💡 Core Concepts & Executive Briefing
Introduction to Managerial Accounting
Managerial accounting is the “owner view” of your numbers. In a videography/production company, it’s how you connect what you shoot and deliver (pre-pro, production, post, edits, revisions, delivery) to what it costs you and what it brings in. This is not about impressing your accountant—it’s about making better decisions fast: which clients to chase, what packages to price, where timelines blow up, and how to stop repeat losses.
Concept: Expenses
Expenses are the costs required to deliver every video project—whether or not the client has paid yet. For production businesses, expenses usually fall into a few buckets:
- Direct production costs: crew day rates, gear rental, locations/permits, talent/model fees, props, transportation.
- Post-production costs: editors’ hours (or contractor rates), software subscriptions, music licensing, stock footage, color grading time.
- Operating costs: office/space, insurance, marketing, phone, utilities, bookkeeping.
Real-World Example: You book two projects back-to-back. On paper they look similar in price, but one requires extra crew because the client wants a “run-and-gun” event with 3 separate speakers. When you track expenses by project, you see that “that second camera” and extra edit rounds are quietly eating your margin. The fix isn’t working harder—it’s pricing the second camera day and scoping revision limits.
Concept: Revenue
Revenue is what you earn from projects: deposits, milestone payments, and final invoices. In production companies, revenue is often split across time. That means you can look “busy” but still be cash-tight.
Real-World Example: A marketing director signs a monthly retainer. Your contract includes 40% at kickoff, 40% at first rough cut approval, and 20% at final delivery. Your total revenue for the month might be strong, but if kickoff deposits slip, your cash flow can still stall before post ramps up. Managerial accounting helps you separate “revenue earned” from “cash received.”
Concept: Profit First
Profit First flips the usual instinct of “pay expenses first, hope profit shows up.” Instead, you decide your profit amount before you pay production and operating bills.
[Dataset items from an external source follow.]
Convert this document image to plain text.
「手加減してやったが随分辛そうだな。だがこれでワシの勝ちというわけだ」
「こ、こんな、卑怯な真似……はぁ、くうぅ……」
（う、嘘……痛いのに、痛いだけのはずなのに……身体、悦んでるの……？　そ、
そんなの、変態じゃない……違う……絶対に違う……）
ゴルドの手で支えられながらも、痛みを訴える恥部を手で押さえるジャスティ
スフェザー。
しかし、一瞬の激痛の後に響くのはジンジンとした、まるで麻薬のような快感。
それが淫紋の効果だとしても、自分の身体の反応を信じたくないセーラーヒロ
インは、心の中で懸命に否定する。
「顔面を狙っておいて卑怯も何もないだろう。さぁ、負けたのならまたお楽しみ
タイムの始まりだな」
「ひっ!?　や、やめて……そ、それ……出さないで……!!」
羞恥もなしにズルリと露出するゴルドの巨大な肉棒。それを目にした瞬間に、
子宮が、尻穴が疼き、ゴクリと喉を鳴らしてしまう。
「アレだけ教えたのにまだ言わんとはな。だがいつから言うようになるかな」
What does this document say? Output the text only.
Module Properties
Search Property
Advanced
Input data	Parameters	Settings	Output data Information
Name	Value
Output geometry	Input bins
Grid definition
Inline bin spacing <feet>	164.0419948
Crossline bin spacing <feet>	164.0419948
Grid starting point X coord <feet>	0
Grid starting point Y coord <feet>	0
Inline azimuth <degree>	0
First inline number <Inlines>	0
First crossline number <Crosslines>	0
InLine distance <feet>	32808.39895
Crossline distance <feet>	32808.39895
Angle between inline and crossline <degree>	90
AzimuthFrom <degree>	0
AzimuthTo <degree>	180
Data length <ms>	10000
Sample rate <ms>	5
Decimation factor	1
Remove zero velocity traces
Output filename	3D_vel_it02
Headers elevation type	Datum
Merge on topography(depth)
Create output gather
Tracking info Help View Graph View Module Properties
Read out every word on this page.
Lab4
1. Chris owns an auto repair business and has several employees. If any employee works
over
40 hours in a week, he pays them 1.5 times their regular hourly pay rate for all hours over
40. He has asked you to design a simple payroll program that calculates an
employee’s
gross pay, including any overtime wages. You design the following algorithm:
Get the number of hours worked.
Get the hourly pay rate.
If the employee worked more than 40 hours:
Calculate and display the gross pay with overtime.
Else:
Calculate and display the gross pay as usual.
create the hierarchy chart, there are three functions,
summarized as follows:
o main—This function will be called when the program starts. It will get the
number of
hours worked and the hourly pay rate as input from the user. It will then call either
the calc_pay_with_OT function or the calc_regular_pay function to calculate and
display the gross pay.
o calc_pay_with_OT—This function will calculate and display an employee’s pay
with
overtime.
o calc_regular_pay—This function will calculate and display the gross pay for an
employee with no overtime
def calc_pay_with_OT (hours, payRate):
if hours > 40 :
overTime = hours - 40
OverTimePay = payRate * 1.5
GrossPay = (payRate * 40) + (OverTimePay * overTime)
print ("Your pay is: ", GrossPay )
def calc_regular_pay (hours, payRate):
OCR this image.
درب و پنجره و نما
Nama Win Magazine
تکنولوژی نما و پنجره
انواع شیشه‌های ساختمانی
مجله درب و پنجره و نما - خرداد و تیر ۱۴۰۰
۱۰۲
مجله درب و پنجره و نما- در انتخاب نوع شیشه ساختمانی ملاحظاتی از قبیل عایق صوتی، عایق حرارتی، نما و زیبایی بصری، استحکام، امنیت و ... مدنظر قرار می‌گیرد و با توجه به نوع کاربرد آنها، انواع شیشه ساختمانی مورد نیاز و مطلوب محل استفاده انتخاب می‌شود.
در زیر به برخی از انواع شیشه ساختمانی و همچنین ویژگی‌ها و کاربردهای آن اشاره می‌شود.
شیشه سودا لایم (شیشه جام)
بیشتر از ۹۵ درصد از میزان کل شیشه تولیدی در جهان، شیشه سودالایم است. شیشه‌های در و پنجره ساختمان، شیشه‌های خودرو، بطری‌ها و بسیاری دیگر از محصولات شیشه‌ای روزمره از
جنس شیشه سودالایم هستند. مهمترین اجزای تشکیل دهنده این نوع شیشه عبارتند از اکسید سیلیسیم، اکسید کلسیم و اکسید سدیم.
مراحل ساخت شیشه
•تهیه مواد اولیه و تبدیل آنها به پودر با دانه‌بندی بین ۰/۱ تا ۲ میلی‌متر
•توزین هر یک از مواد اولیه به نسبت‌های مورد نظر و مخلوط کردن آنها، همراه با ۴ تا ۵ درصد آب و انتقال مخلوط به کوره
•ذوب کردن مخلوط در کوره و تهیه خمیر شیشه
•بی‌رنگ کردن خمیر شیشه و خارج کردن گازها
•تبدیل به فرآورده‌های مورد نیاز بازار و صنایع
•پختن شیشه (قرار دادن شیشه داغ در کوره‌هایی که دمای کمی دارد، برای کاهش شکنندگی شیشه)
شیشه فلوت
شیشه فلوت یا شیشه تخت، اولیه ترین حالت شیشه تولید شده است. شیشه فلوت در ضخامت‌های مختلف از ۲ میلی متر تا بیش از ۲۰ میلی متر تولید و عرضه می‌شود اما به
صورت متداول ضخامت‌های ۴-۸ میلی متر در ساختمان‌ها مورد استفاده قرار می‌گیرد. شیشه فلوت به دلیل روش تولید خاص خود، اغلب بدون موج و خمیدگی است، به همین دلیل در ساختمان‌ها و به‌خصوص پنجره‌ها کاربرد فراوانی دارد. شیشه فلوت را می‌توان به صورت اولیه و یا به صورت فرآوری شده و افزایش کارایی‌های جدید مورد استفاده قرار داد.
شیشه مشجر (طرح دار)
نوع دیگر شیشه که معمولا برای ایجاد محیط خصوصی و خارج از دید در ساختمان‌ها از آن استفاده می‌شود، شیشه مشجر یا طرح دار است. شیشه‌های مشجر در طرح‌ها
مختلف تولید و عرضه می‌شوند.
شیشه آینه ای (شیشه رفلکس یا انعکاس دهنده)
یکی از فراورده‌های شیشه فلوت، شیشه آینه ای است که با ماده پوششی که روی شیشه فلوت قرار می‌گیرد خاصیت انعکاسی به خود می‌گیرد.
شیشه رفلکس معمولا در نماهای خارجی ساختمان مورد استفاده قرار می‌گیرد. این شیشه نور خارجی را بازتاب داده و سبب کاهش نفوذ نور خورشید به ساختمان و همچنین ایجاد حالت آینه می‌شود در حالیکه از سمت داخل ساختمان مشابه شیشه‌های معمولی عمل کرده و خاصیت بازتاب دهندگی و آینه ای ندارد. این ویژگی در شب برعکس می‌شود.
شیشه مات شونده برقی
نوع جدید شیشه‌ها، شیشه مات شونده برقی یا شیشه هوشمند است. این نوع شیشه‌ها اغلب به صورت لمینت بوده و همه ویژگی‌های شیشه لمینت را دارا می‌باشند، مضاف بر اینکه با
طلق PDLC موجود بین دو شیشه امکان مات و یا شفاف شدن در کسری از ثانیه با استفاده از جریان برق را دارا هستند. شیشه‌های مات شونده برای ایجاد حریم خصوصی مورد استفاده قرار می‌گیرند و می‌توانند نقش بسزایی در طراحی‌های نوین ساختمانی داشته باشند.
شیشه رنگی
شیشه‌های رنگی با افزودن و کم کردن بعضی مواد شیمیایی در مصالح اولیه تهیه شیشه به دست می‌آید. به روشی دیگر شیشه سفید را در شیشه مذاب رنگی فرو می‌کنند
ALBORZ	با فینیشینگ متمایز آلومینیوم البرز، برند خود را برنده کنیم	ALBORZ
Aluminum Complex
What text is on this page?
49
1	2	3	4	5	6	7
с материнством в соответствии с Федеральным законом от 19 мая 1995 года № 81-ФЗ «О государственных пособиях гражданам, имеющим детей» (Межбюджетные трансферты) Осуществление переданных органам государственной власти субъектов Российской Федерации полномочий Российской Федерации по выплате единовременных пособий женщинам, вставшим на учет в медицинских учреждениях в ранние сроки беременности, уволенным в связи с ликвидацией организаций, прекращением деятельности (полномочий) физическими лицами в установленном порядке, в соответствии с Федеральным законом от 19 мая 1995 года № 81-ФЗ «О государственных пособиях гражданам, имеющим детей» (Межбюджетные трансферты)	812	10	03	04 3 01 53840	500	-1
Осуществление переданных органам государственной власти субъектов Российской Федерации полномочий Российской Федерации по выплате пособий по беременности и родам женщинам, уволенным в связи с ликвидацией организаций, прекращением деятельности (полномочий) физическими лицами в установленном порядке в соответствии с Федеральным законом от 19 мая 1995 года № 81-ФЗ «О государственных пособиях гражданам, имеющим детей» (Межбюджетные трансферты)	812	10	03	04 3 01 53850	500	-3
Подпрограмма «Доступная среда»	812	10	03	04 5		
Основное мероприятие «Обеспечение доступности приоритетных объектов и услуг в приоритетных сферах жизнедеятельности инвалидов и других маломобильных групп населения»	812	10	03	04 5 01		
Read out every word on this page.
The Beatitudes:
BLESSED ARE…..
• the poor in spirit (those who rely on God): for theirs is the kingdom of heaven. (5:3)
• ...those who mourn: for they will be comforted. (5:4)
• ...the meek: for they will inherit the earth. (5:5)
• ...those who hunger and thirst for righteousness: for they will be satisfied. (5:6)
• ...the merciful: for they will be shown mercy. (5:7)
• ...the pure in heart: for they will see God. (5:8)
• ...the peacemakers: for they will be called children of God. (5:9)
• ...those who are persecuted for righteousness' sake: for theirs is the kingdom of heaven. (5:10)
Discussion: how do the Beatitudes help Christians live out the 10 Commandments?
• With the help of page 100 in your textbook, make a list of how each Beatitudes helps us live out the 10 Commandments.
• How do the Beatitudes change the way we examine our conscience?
In a video company, this matters because costs are front-loaded (crew booking, edit time, rentals), while payments may come in installments. Profit First forces you to plan for margin—so you don’t accidentally run projects that look profitable but aren’t.
Real-World Example: On every new signed project, you immediately move a set amount—say 10–20% of the deposit—into a profit bucket. Even if the rest of the invoice takes time, you’ve already protected the margin that makes hiring possible later.
The Importance of Cash Flow Management
Cash flow is the timing of cash coming in and going out. A production business can be profitable on paper and still fail due to delayed payments, slow edit approvals, reshoots, or clients who ask for “one more change” repeatedly.
Real-World Example: You deliver a first rough cut, but the client goes quiet for two weeks. Meanwhile, you already scheduled your editor for other work. Cash flow tracking shows the impact: the project is “in progress,” but your outgoing costs keep landing while your milestone payment is stuck.
Cash flow management for videographers means:
- knowing what bills are due this week and next,
- tracking which projects are waiting on which approval milestone,
- and making decisions based on timelines, not just totals.
Conclusion
Managerial accounting gives you clarity over expense, revenue, profit, and timing. When you understand where your money goes and when cash actually arrives, you can price better, scope smarter, and protect margin. In a production business, that’s the difference between being busy and building a company that can keep crews booked, editors paid, and owners safe.